All Your “Q’s” Answered | Reference

Abundant visuals, enticing sidebars, and solid material mark the online database Q-Files.

Browsers and researchers alike will appreciate this resource aimed at upper elementary and middle school students. Abundant visuals, enticing sidebars, and solid material will draw in scholars and educators alike.

Q-files

Grade Level Gr 4-8

Cost An annual subscription for a school costs $125 for up to 250 students, plus 50 cents for each additional student. An individual annual subscription (including single-class use in schools) is $54. Pricing for public libraries is available on request.

Content Q-files is an online encyclopedia aimed specifically at pre–high school aged children. According to the site’s FAQ page, content is “aligned with Key Stages 2 and 3 in the UK, [and] grades 3 through 8 in the US.”

In addition to the search box, a menu bar stretches across the top of the page, with the headings “prehistoric,” “history,” “culture,” “geography,” ”space,” “technology,” “science,” “life,” and “Earth.” When users hover over these subjects, a drop-down menu with subtopics appears. After clicking on one of these subtopics, a submenu becomes available on the left side of the page. A “You are here” bread crumb trail helps orient students.

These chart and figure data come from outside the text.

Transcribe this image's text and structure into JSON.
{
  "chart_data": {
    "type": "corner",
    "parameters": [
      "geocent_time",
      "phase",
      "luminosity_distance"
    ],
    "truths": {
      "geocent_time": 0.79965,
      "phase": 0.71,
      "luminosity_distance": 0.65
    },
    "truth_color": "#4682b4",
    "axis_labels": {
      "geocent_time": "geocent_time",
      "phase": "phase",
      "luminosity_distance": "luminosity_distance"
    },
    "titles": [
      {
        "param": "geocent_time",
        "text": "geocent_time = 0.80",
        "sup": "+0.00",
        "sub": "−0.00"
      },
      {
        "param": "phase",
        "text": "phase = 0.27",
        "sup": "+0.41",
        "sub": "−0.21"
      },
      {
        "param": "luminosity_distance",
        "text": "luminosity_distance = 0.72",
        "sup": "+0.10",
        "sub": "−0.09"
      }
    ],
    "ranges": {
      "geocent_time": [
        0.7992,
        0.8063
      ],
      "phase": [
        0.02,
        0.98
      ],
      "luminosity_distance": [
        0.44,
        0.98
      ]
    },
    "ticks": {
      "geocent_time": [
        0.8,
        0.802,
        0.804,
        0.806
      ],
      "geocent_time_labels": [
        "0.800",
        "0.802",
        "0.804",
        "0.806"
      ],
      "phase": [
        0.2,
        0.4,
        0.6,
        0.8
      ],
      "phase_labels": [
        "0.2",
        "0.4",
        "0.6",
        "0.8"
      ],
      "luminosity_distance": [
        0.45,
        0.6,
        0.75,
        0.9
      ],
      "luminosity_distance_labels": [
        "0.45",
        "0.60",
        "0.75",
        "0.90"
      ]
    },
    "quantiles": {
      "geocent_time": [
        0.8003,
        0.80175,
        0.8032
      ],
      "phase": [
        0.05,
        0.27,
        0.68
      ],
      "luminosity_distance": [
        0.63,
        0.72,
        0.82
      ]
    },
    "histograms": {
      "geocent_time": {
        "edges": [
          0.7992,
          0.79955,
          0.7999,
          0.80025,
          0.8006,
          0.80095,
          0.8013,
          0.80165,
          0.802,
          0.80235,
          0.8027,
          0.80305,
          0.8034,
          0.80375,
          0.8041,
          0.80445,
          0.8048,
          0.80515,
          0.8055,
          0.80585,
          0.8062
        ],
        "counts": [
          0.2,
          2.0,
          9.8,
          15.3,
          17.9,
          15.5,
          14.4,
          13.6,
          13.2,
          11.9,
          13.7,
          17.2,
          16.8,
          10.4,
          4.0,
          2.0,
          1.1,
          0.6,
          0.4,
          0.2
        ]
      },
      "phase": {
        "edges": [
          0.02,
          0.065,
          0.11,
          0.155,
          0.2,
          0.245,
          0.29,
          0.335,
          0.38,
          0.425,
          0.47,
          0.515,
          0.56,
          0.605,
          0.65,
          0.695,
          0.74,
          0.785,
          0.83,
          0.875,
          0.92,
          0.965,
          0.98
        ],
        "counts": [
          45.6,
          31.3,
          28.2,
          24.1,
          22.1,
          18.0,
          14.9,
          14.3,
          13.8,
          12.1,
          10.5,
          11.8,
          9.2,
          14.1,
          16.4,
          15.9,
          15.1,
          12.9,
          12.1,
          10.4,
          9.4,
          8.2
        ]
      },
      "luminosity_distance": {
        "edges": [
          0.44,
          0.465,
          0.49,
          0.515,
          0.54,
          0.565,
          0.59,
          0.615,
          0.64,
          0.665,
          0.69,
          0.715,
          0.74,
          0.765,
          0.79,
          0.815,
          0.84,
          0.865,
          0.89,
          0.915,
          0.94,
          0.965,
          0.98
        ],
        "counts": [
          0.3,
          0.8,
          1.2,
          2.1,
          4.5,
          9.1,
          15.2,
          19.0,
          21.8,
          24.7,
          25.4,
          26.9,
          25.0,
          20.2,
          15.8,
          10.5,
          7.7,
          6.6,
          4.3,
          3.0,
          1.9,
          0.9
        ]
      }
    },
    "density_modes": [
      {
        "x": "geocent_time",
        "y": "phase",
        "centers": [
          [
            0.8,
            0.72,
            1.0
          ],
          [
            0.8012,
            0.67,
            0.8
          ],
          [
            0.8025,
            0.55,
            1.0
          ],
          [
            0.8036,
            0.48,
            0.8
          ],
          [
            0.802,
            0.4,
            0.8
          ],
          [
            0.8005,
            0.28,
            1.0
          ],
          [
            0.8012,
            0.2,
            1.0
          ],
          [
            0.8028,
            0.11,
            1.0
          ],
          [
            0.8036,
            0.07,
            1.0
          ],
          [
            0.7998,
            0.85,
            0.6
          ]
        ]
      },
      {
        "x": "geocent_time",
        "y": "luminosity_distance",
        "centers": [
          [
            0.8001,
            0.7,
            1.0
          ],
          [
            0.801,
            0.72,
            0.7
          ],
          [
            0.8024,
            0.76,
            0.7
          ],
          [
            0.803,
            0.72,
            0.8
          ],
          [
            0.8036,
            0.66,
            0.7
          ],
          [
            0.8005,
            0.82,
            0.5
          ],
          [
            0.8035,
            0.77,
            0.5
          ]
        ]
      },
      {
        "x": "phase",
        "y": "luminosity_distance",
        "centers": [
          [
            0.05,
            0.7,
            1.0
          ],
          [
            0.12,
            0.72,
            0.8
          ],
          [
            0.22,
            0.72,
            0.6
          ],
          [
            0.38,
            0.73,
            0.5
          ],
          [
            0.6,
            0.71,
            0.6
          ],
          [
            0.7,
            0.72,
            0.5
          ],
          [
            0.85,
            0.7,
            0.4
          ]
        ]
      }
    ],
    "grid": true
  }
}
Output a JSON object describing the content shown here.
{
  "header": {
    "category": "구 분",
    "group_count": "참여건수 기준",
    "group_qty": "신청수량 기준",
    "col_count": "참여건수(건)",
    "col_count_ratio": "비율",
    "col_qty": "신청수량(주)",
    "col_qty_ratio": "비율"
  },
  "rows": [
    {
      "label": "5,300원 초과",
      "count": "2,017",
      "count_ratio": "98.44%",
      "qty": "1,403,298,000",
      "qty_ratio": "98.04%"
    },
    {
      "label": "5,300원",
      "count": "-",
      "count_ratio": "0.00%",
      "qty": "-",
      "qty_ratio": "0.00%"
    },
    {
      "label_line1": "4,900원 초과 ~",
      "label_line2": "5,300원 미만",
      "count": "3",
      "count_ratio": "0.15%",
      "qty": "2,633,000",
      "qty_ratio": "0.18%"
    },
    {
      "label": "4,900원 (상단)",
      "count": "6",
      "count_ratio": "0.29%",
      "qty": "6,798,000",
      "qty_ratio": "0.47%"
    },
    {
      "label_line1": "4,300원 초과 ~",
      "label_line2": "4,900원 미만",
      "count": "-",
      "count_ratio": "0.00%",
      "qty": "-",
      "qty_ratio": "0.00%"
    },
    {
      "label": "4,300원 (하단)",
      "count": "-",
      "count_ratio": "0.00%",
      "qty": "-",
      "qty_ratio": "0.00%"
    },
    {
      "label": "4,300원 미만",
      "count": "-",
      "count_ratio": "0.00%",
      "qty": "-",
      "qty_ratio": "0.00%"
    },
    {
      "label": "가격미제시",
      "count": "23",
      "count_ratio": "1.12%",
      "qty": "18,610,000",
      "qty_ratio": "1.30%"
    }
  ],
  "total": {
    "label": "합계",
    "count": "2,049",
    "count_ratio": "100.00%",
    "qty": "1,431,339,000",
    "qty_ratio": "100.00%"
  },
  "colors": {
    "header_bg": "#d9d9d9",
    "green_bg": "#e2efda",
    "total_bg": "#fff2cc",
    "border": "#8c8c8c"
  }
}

Produced by UK publishing house Orpheus Books, the database is in some cases more keyed to British history and culture than U.S. content. For instance, a search for “Boss Tweed” brings up articles on the “United Kingdom” and “Viking Warriors,” whereas searching for “Robert the Bruce” reasonably yields articles on “Scottish history” and “Scottish kings and queens 11th–14th centuries.” Nonetheless, U.S. history is covered by a number of articles that may be reached through a targeted search or by clicking on “history” and then “North America.”

For reasons not made clear, “the Bible” has its own entry under “culture,” though no other religious scriptures are represented as high up in the menu tree. A search for civil rights activist and author “James Baldwin” yielded no related results but did return “Jesus’s teaching and miracles” as the first hit. This curious bias does not seem to affect coverage of scientific or ­historical topics.

Articles are richly illustrated with photos, drawings, maps, diagrams, and, often, useful sidebars. “See also” links at the bottom of each page direct users to related content.

Individual articles are uncredited, but the FAQ page links to a list of the publisher’s “specialist children’s writers,” as well as brief biographies of all of the site’s consultants, who are listed with the articles for which they are responsible.

Ease of use The design is vibrant, though not at the expense of significant, well-written, and engaging text.

In addition to the hierarchical search menu and open-ended search box, the homepage encourages browsing through a colorful array of photographs of, for example, the Sydney Opera House, a portrait of Mary Wollstonecraft, and a sheet of musical notation, which link to articles on Oceania, famous women, music and dance, and more.

All of the top-level menu buttons expand whenever hovered over, which can be distracting.

Brief sidebars appear on the homepage and throughout, including a Q&A, which presents a question such as, “How does an airliner fly?,” along with a link to the article with the answer; “Q-news,” which highlights a current topic (such as the death of the last living male northern white rhino); and “Q-facts.”

Students can expand images by clicking on them, but these visuals are difficult to download in context. However, a “Q-pics” section at the bottom of the page makes images available to view and download.

A mobile-optimized version of the site automatically loads when using an appropriate device and can be accessed via a link from the desktop version.

Student and teacher resources Users may click a small button at the top of each article to generate a citation, with options given for APA, MLA, Harvard, and Chicago styles. A “listen” button activates an automated text reader. Users can adjust reading speed and opt to have the text highlighted as it is read. Read-alouds are downloadable as MP3 files.

A Google Translate widget at the top of the page provides automated translations in a wide range of languages.

Librarians and educators will appreciate the “About Q-files” page, which links to a short article on teaching children about online research, including distinguishing fact from opinion and making effective use of Wikipedia.

Verdict Given the reasonable cost, particularly for smaller schools, and the broad range of coverage, Q-files is a good resource for elementary and middle school students, whether for research or unstructured browsing. It’s easy to use, visually appealing, and curated for the expectations of younger students. However, educators should be aware of its limited coverage of non-UK historical and cultural topics.